Opened 16 months ago
Closed 15 months ago
#24119 closed enhancement (fixed)
channel_rsa_id_group_set_badness spends a lot of time in malloc/free
Reported by: | Hello71 | Owned by: | Hello71 |
---|---|---|---|
Priority: | Medium | Milestone: | Tor: 0.3.3.x-final |
Component: | Core Tor/Tor | Version: | |
Severity: | Minor | Keywords: | tor-channel, tor-sched, 032-backport |
Cc: | Actual Points: | ||
Parent ID: | #23777 | Points: | |
Reviewer: | isis | Sponsor: |
Description
in particular, a very large proportion (~25%) of allocations made seem to be "temporary", i.e. an allocation is made and then freed before any other allocations are made. possibly a portion of these are due to the second loop, but I was wondering if it is possible that the function is called with an empty list, and if that is a problem.

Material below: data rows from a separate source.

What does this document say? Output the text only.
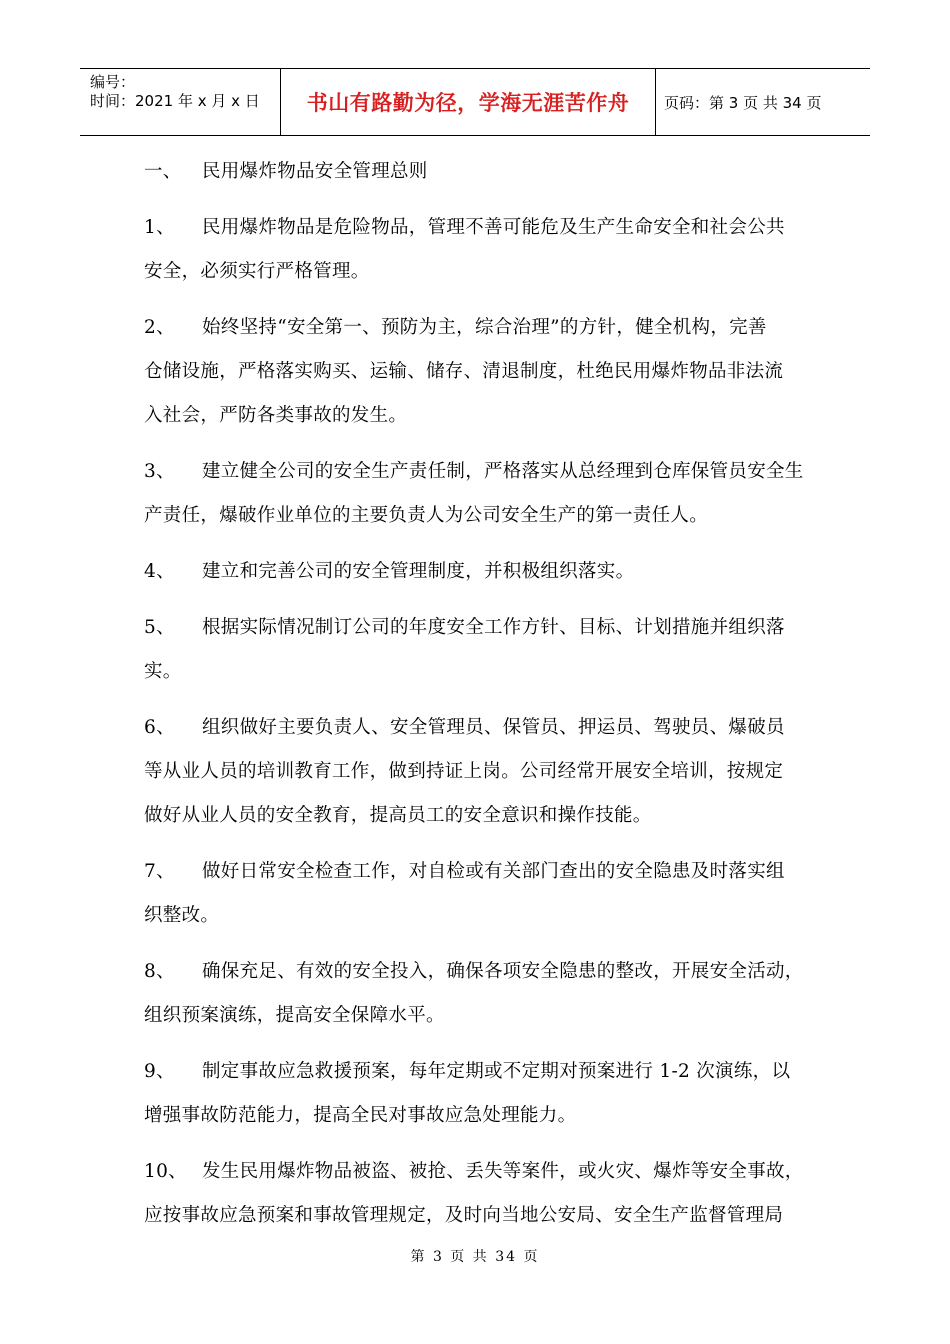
编号：
时间：2021 年 x 月 x 日	书山有路勤为径，学海无涯苦作舟	页码：第 3 页 共 34 页
一、 民用爆炸物品安全管理总则
1、 民用爆炸物品是危险物品，管理不善可能危及生产生命安全和社会公共
安全，必须实行严格管理。
2、 始终坚持“安全第一、预防为主，综合治理”的方针，健全机构，完善
仓储设施，严格落实购买、运输、储存、清退制度，杜绝民用爆炸物品非法流
入社会，严防各类事故的发生。
3、 建立健全公司的安全生产责任制，严格落实从总经理到仓库保管员安全生
产责任，爆破作业单位的主要负责人为公司安全生产的第一责任人。
4、 建立和完善公司的安全管理制度，并积极组织落实。
5、 根据实际情况制订公司的年度安全工作方针、目标、计划措施并组织落
实。
6、 组织做好主要负责人、安全管理员、保管员、押运员、驾驶员、爆破员
等从业人员的培训教育工作，做到持证上岗。公司经常开展安全培训，按规定
做好从业人员的安全教育，提高员工的安全意识和操作技能。
7、 做好日常安全检查工作，对自检或有关部门查出的安全隐患及时落实组
织整改。
8、 确保充足、有效的安全投入，确保各项安全隐患的整改，开展安全活动，
组织预案演练，提高安全保障水平。
9、 制定事故应急救援预案，每年定期或不定期对预案进行 1-2 次演练，以
增强事故防范能力，提高全民对事故应急处理能力。
10、 发生民用爆炸物品被盗、被抢、丢失等案件，或火灾、爆炸等安全事故，
应按事故应急预案和事故管理规定，及时向当地公安局、安全生产监督管理局
第 3 页 共 34 页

regardless, I have written a patch to use ht instead of only smartlists, which should very slightly increase the memory usage and moderately decrease the CPU usage in this function.
Child Tickets
Attachments (4)
Change History (26)
comment:1 Changed 16 months ago by
Status: | new → needs_review |
---|
comment:2 Changed 16 months ago by
Keywords: | tor-channel tor-sched added |
---|
comment:3 Changed 16 months ago by
Status: | needs_review → needs_revision |
---|
comment:4 Changed 16 months ago by
fixed patch to actually add the first element to the set. still wondering if this function truly needs to be called every single second.
comment:5 Changed 16 months ago by
Keywords: | 032-backport added |
---|
Changed 16 months ago by
Attachment: | 0001-Rewrite-channel_rsa_id_group_set_badness-with-ht-241.patch added |
---|
comment:6 Changed 16 months ago by
Status: | needs_revision → needs_review |
---|
I think this patch finally actually does the same work as the other one, just faster.
Changed 16 months ago by
Attachment: | 0001-Simplify-channel_rsa_id_group_set_badness-24119.patch added |
---|
comment:7 Changed 16 months ago by
I think this one is even better, but given that the first one took me about six tries, this one is probably wrong too.
Changed 16 months ago by
Attachment: | 0001-Add-fast-paths-to-channel_rsa_id_group_set_badness.patch added |
---|
Changed 16 months ago by
Attachment: | 0002-Simplify-channel_rsa_id_group_set_badness-24119.patch added |
---|
comment:8 Changed 16 months ago by
so I realised that we can just avoid all allocations in the vastly more common case that there is only one ed25519 identity for an rsa id group. 0001-Add-fast-paths-to-channel_rsa_id_group_set_badness.patch does this first step. 0002-Simplify-channel_rsa_id_group_set_badness-24119.patch applied on top additionally rewrites the nested loop into a sort and a single loop. performance is probably better with huge n, but with the small numbers we are likely to have here, it's really between which one is simpler. I think mine is, but that might just be because I've spent several days staring at it.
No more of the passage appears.